Вообще, надо сказать, что в американских официальных кругах в то время господствовало мнение, что русским не устоять под ударами гитлеровской военной машины. Один из авторитетнейших государственных деятелей США того времени Э. Стеттиниус свидетельствует: «В день 22 июля 1941 года как в военных кругах, так и вне их многие не верили, что сопротивление Советского Союза может быть продолжительным. Я вспоминаю много дискуссий, участники которых говорили, что война в России закончится к 1 августа. Те, кто придерживался этой точки зрения, считали, что все оружие, которое мы пошлем, вероятно, попадет в руки Гитлера. Единство советского народа и сила Советской армии недооценивались в те дни не только в Берлине, но также и в Вашингтоне и Лондоне»[196].
Поэтому мы считали своим долгом в беседах с министром и другими американскими деятелями разбивать домыслы тех, кто ждал поражения СССР и победы Гитлера. Так мы поступали и в Лондоне, и в Вашингтоне. Это чувствовали наши собеседники. Тот же Стеттиниус, описывая встречу членов советской военной миссии с начальником штаба американской армии генералом Маршаллом, в которой он принимал участие, писал: «Оба генерала (А. К. Репин и я. – Ф.Г.) подчеркивали необходимость быстрых действий, но они были абсолютно уверены в том, что Красная армия не будет разгромлена летом и, более того, что у нее хватит сил для захвата инициативы с началом зимы.

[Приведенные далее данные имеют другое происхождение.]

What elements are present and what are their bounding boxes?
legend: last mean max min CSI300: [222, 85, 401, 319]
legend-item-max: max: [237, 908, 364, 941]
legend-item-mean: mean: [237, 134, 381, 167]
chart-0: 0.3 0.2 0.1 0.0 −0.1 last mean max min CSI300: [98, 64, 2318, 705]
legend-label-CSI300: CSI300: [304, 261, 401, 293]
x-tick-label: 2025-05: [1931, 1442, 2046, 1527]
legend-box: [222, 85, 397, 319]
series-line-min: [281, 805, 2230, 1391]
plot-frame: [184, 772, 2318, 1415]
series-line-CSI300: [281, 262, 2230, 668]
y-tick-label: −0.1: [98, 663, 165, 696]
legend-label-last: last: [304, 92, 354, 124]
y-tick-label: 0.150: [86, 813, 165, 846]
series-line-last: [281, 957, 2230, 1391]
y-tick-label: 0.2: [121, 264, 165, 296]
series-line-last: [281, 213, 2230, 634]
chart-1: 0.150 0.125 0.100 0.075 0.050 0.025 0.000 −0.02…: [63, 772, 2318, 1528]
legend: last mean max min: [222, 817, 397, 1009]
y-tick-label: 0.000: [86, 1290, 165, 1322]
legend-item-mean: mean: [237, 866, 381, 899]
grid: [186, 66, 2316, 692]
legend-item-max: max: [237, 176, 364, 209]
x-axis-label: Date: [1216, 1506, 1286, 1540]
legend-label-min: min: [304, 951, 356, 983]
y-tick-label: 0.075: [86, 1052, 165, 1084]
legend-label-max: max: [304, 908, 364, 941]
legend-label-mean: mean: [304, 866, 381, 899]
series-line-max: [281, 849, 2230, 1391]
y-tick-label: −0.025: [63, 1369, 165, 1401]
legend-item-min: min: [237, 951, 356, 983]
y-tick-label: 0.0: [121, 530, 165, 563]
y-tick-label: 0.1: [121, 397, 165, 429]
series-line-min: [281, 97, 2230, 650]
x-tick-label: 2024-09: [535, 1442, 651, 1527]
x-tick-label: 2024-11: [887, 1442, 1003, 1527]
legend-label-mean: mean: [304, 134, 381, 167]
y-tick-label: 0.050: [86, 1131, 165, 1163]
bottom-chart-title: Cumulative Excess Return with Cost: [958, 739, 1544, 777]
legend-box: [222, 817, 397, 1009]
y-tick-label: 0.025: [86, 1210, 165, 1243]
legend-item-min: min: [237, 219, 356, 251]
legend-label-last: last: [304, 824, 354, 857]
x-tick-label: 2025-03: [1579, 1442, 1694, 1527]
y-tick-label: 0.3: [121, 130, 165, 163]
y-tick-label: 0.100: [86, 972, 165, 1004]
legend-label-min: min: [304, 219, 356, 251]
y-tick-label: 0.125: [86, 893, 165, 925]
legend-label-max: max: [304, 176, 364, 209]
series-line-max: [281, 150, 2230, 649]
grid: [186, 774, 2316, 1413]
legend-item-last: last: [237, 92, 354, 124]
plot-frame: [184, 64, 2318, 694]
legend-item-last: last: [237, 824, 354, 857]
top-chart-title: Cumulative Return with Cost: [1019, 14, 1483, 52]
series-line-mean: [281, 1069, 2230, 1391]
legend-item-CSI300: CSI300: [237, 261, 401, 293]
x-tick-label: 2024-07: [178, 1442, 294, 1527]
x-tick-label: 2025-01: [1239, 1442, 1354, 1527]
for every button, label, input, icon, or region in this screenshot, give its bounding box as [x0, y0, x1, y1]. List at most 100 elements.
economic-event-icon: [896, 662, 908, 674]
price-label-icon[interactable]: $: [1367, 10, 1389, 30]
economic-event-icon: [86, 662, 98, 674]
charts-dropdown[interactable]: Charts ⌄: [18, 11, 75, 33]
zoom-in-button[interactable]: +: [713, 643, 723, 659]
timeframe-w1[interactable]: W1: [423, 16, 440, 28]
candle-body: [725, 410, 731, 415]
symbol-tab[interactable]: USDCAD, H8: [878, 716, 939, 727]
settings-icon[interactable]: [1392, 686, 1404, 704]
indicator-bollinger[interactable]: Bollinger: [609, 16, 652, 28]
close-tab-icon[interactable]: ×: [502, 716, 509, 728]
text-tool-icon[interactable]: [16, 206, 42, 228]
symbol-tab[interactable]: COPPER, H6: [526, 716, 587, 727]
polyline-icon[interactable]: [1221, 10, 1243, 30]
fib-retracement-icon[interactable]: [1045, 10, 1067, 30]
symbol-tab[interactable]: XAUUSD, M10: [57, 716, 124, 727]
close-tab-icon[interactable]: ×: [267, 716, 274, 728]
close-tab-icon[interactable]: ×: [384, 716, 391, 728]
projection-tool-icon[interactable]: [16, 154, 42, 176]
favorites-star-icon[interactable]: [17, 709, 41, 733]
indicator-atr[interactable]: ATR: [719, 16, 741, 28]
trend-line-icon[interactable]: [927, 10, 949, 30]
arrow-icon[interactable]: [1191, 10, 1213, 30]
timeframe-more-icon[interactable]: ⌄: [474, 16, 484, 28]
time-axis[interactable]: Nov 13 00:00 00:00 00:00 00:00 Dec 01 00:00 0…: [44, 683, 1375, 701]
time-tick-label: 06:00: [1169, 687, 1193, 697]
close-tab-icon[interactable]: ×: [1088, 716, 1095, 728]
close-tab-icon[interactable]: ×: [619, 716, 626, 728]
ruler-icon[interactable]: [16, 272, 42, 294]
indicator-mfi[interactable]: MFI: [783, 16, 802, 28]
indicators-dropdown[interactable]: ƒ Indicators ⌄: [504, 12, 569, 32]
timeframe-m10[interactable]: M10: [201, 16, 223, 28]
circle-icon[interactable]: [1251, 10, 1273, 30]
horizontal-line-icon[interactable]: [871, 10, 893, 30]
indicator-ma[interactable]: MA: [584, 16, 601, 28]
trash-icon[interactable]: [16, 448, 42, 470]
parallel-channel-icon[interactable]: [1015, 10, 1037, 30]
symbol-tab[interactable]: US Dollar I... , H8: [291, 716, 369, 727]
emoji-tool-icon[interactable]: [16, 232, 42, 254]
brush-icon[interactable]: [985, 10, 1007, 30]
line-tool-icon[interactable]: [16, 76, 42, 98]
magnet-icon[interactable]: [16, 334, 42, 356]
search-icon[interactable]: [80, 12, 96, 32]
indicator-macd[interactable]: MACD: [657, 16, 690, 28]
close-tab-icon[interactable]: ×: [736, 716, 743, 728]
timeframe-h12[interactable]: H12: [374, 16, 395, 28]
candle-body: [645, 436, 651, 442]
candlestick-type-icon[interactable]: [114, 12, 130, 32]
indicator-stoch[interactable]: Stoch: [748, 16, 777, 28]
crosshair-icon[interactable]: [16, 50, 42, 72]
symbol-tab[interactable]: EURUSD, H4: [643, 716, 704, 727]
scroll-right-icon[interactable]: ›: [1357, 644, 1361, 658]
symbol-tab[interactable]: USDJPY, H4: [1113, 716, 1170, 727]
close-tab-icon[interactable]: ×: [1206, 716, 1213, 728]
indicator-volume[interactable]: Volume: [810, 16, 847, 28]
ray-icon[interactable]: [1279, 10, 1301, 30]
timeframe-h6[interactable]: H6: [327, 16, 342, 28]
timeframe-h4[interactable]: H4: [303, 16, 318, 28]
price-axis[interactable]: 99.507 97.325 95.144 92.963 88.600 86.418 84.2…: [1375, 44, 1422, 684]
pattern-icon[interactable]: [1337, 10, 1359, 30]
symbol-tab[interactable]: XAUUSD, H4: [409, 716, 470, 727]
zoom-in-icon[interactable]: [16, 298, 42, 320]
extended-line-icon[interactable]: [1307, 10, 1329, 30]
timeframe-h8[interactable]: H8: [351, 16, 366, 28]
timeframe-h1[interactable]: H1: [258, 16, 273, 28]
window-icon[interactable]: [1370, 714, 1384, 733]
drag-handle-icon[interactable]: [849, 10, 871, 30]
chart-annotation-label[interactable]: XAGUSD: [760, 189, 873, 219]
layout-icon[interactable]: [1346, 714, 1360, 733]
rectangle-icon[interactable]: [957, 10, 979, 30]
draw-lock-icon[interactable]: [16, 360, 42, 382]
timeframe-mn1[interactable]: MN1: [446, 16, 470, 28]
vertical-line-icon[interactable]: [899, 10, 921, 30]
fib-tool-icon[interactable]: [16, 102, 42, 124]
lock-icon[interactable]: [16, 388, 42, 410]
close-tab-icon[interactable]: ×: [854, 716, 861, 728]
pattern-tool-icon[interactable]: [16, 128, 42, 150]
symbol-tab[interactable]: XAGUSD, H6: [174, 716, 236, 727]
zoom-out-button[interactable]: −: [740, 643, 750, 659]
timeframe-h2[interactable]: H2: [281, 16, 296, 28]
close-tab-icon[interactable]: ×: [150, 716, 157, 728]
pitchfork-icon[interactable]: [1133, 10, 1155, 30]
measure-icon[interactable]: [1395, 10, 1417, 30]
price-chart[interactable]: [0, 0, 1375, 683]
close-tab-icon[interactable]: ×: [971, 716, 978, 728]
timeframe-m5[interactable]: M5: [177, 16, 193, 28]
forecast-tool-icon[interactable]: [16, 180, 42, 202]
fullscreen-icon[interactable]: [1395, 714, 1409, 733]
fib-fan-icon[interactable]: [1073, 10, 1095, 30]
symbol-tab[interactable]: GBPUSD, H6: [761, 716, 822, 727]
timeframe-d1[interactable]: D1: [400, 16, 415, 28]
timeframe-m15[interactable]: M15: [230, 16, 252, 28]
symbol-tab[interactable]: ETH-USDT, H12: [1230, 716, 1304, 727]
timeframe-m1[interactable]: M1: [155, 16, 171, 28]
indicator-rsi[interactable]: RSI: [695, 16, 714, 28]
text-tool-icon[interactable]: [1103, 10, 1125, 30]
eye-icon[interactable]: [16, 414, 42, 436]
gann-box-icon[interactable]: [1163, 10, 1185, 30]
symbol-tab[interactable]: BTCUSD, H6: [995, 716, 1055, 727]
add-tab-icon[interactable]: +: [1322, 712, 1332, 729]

Это были смелые слова в дни, когда Красная армия откатывалась назад по Украине и Белоруссии»[197].
В том же духе мы собирались вести разговор и с военным министром США Г. Стимсоном. Как только мы вошли в его кабинет, сразу же завязалась беседа о ходе военных операций на советско-германском фронте и тактических уроках нынешней войны. В задаваемых министром вопросах чувствовался особенно большой интерес американских военных руководителей к проблеме борьбы с танками и партизанскому движению. В частности, нас спрашивали, верно ли, что мы специально готовили воинские части для партизанской борьбы, интересовались вопросами руководства партизанским движением со стороны центра, о кадрах партизан и т. д.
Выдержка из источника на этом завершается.